Download How Should We Live Book in PDF, Epub and Kindle

What is your highest ideal? What code do you live by? We all know that these differ from person to person. Artists, scientists, social activists, farmers, executives, and athletes are guided by very different ideals. Nonetheless for hundreds of years philosophers have sought a single, overriding ideal that should guide everyone, always, everywhere, and after centuries of debate we’re no closer to an answer. In How Should We Live?, John Kekes offers a refreshing alternative, one in which we eschew absolute ideals and instead consider our lives as they really are, day by day, subject to countless vicissitudes and unforeseen obstacles. Kekes argues that ideal theories are abstractions from the realities of everyday life and its problems. The well-known arenas where absolute ideals conflict—dramatic moral controversies about complex problems involved in abortion, euthanasia, plea bargaining, privacy, and other hotly debated topics—should not be the primary concerns of moral thinking. Instead, he focuses on the simpler problems of ordinary lives in ordinary circumstances. In each chapter he presents the conflicts that a real person—a schoolteacher, lawyer, father, or nurse, for example—is likely to face. He then uses their situations to shed light on the mundane issues we all must deal with in everyday life, such as how we use our limited time, energy, or money; how we balance short- and long-term satisfactions; how we deal with conflicting loyalties; how we control our emotions; how we deal with people we dislike; and so on.

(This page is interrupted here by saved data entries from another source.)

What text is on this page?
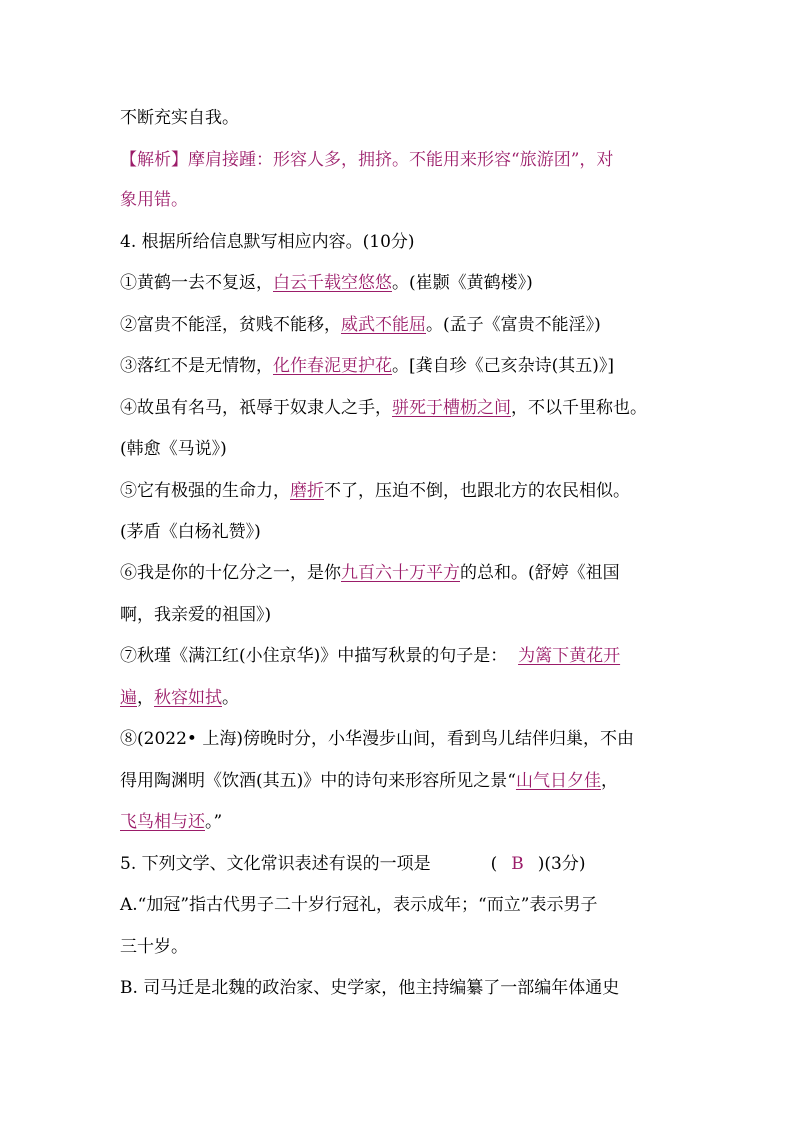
不断充实自我。
【解析】摩肩接踵：形容人多，拥挤。不能用来形容“旅游团”，对
象用错。
4. 根据所给信息默写相应内容。(10分)
①黄鹤一去不复返，白云千载空悠悠。(崔颢《黄鹤楼》)
②富贵不能淫，贫贱不能移，威武不能屈。(孟子《富贵不能淫》)
③落红不是无情物，化作春泥更护花。[龚自珍《己亥杂诗(其五)》]
④故虽有名马，祇辱于奴隶人之手，骈死于槽枥之间，不以千里称也。
(韩愈《马说》)
⑤它有极强的生命力，磨折不了，压迫不倒，也跟北方的农民相似。
(茅盾《白杨礼赞》)
⑥我是你的十亿分之一，是你九百六十万平方的总和。(舒婷《祖国
啊，我亲爱的祖国》)
⑦秋瑾《满江红(小住京华)》中描写秋景的句子是： 为篱下黄花开
遍，秋容如拭。
⑧(2022• 上海)傍晚时分，小华漫步山间，看到鸟儿结伴归巢，不由
得用陶渊明《饮酒(其五)》中的诗句来形容所见之景“山气日夕佳，
飞鸟相与还。”
5. 下列文学、文化常识表述有误的一项是	( B )(3分)
A.“加冠”指古代男子二十岁行冠礼，表示成年；“而立”表示男子
三十岁。
B. 司马迁是北魏的政治家、史学家，他主持编纂了一部编年体通史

Along the way he engages some of our most important theorists, including Donald Davidson, Thomas Nagel, Christine Korsgaard, Harry Frankfurt, Charles Taylor, Alasdair MacIntyre, and Bernard Williams, ultimately showing that no ideal—whether autonomy, love, duty, happiness, or truthfulness—trumps any other. No single ideal can always guide how we overcome the many different problems that stand in the way of living as we should. Rather than rejecting such ideals, How Should We Live? offers a way of balancing them by a practical and pluralistic approach—rather than a theory—that helps us cope with our problems and come closer to what our lives should be.

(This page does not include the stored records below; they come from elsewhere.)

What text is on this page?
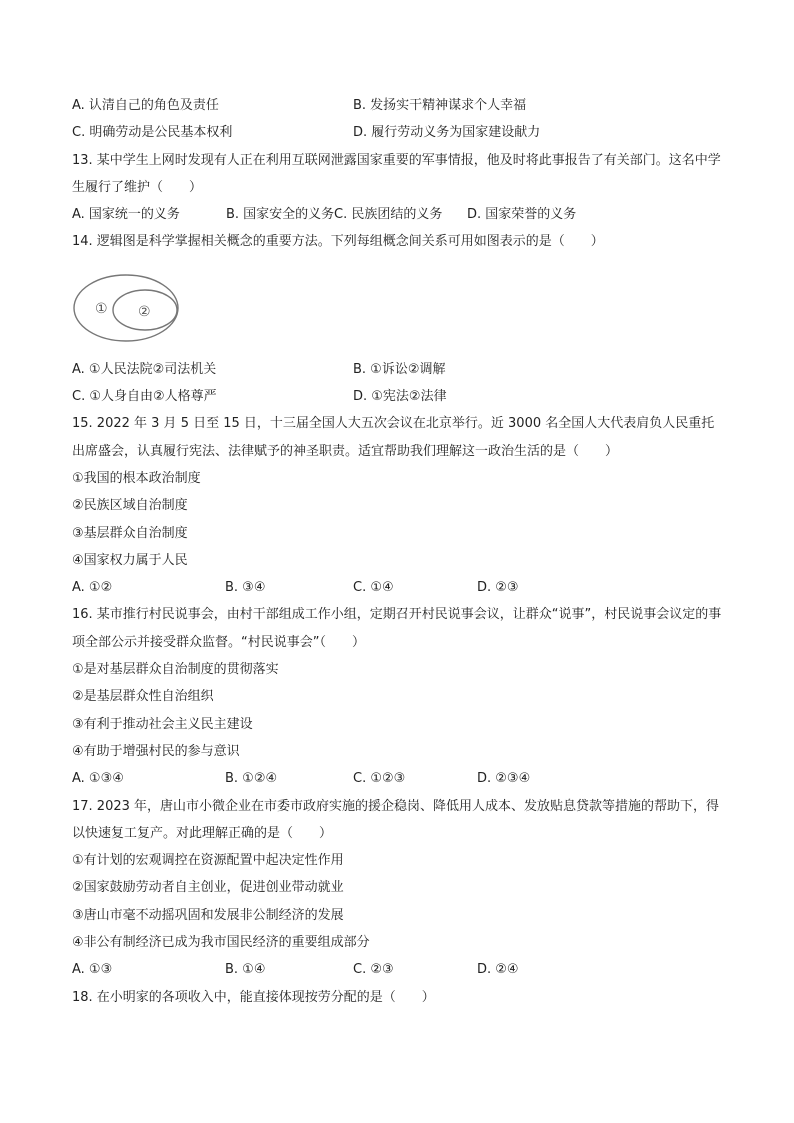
A. 认清自己的角色及责任	B. 发扬实干精神谋求个人幸福
C. 明确劳动是公民基本权利	D. 履行劳动义务为国家建设献力
13. 某中学生上网时发现有人正在利用互联网泄露国家重要的军事情报，他及时将此事报告了有关部门。这名中学生履行了维护（　　）
A. 国家统一的义务	B. 国家安全的义务 C. 民族团结的义务 D. 国家荣誉的义务
14. 逻辑图是科学掌握相关概念的重要方法。下列每组概念间关系可用如图表示的是（　　）
① ②
A. ①人民法院②司法机关	B. ①诉讼②调解
C. ①人身自由②人格尊严	D. ①宪法②法律
15. 2022 年 3 月 5 日至 15 日，十三届全国人大五次会议在北京举行。近 3000 名全国人大代表肩负人民重托出席盛会，认真履行宪法、法律赋予的神圣职责。适宜帮助我们理解这一政治生活的是（　　）
①我国的根本政治制度
②民族区域自治制度
③基层群众自治制度
④国家权力属于人民
A. ①②	B. ③④	C. ①④	D. ②③
16. 某市推行村民说事会，由村干部组成工作小组，定期召开村民说事会议，让群众“说事”，村民说事会议定的事项全部公示并接受群众监督。“村民说事会”（　　）
①是对基层群众自治制度的贯彻落实
②是基层群众性自治组织
③有利于推动社会主义民主建设
④有助于增强村民的参与意识
A. ①③④	B. ①②④	C. ①②③	D. ②③④
17. 2023 年，唐山市小微企业在市委市政府实施的援企稳岗、降低用人成本、发放贴息贷款等措施的帮助下，得以快速复工复产。对此理解正确的是（　　）
①有计划的宏观调控在资源配置中起决定性作用
②国家鼓励劳动者自主创业，促进创业带动就业
③唐山市毫不动摇巩固和发展非公制经济的发展
④非公有制经济已成为我市国民经济的重要组成部分
A. ①③	B. ①④	C. ②③	D. ②④
18. 在小明家的各项收入中，能直接体现按劳分配的是（　　）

Islam and Secularism in Post Colonial Thought

Islam and Secularism in Post Colonial Thought
Author: Hadi Enayat
Publsiher: Springer
Total Pages: 122
Release: 2017-06-30
Genre: Religion
ISBN: 9783319526119

Download Islam and Secularism in Post Colonial Thought Book in PDF, Epub and Kindle

This book is a theoretically and historically informed exploration of 'secularism' in Muslim contexts. It does this through a critical assessment of an influential tradition of thinking about Islam and secularism, derived from the work of anthropologist Talal Asad and his followers. The study employs the tools of comparative historical sociology and sociology of knowledge to engage with the assumptions of Asadian theory. Ultimately, Enayat argues against nativist assertions drawn from the experience of Western modernity and provides a qualified defense of secularism.